Der gesamte Haarwechsel, Ausfall und Neuwuchs, kann zwischen sechs und sieben Wochen dauern. Bei jungen Tieren vollzieht sich der Fellwechsel meist schneller als bei alten. Im Frühjahr ist die Haarung intensiver als im Herbst, da das Winterfell dichter ist.Tägliches Kämmen und Bürsten ist in dieser Phase zu empfehlen. Für das Entfernen der Unterwolle gibt es spezielle Kämme.

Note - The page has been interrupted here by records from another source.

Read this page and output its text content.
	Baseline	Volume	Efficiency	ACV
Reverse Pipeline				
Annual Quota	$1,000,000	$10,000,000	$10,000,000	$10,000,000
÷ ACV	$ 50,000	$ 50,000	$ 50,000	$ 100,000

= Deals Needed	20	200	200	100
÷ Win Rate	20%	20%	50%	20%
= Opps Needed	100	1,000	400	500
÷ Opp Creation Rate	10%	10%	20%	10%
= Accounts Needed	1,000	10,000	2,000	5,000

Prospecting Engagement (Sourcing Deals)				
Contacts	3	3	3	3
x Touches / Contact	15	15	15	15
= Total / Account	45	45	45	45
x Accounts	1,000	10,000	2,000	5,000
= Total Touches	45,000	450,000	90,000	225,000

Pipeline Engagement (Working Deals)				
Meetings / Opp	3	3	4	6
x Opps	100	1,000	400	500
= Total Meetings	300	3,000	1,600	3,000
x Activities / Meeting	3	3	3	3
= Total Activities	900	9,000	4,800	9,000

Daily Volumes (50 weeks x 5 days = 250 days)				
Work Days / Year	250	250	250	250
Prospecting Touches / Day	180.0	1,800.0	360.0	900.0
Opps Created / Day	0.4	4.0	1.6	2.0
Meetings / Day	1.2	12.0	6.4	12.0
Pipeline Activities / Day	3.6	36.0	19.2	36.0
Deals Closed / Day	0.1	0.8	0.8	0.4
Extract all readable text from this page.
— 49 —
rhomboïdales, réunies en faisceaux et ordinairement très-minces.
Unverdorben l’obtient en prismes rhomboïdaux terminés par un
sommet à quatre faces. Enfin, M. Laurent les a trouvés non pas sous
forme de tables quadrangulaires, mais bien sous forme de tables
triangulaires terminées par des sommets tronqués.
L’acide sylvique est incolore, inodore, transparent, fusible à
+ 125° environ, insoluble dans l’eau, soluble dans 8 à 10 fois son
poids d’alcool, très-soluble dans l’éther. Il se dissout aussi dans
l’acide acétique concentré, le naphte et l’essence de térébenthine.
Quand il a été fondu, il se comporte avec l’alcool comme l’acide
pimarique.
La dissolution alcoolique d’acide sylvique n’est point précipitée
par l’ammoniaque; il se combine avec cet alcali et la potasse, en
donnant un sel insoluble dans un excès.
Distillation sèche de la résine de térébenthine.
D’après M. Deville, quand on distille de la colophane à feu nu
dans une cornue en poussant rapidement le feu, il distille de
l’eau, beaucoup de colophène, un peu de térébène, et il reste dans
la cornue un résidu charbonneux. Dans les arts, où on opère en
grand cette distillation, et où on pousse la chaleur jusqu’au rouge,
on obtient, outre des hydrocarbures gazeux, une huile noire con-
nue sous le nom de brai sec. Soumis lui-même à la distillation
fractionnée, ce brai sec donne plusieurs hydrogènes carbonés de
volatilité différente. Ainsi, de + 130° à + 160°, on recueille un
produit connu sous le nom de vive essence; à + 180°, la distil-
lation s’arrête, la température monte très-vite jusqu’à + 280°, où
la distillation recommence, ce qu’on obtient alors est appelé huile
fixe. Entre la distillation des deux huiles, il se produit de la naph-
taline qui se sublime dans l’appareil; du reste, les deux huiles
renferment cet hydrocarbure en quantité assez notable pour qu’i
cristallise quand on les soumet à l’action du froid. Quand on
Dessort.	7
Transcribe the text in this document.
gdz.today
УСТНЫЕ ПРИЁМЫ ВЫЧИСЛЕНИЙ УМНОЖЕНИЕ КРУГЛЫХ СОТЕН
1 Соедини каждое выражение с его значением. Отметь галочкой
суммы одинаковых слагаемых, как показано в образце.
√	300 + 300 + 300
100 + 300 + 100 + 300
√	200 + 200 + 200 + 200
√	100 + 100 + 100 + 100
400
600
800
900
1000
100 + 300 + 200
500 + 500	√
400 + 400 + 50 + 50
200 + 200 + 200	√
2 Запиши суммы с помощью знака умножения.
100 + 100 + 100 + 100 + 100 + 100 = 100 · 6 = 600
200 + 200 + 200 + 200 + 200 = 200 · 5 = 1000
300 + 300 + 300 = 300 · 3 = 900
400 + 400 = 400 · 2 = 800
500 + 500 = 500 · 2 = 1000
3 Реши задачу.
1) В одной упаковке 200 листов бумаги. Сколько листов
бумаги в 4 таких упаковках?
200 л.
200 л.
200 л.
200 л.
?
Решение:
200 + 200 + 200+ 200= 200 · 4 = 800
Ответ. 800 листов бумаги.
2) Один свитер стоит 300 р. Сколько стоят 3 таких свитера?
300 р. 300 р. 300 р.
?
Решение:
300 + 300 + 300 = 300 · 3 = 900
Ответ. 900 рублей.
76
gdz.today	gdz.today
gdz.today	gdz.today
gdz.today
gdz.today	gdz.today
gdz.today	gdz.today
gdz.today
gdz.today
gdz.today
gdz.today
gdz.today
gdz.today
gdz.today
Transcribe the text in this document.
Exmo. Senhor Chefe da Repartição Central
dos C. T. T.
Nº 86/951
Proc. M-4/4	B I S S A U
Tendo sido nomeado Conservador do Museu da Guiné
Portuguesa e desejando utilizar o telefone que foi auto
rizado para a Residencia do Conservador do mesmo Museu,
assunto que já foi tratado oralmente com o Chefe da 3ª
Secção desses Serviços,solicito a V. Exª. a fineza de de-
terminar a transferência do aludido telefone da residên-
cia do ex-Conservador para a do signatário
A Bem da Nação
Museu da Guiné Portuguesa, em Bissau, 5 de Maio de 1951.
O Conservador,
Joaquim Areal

Es gibt jedoch einige Rassen, bei denen sich das Haar vornehmlich in der Wachstumsphase befindet. Es wächst kontinuierlich und fällt nicht aus. Haarausfall ist bei diesen Tieren so gut wie nicht feststellbar. Diese Hunde müssen deshalb getrimmt oder geschoren werden, wie z.B. Yorkshire Terrier oder Pudel.
Hunderassen, die nicht abhaaren, gelten als besonders geeignet für Allergiker. Aber auch diese Tiere verlieren kontinuierlich Hautschuppen, die allergen wirken können.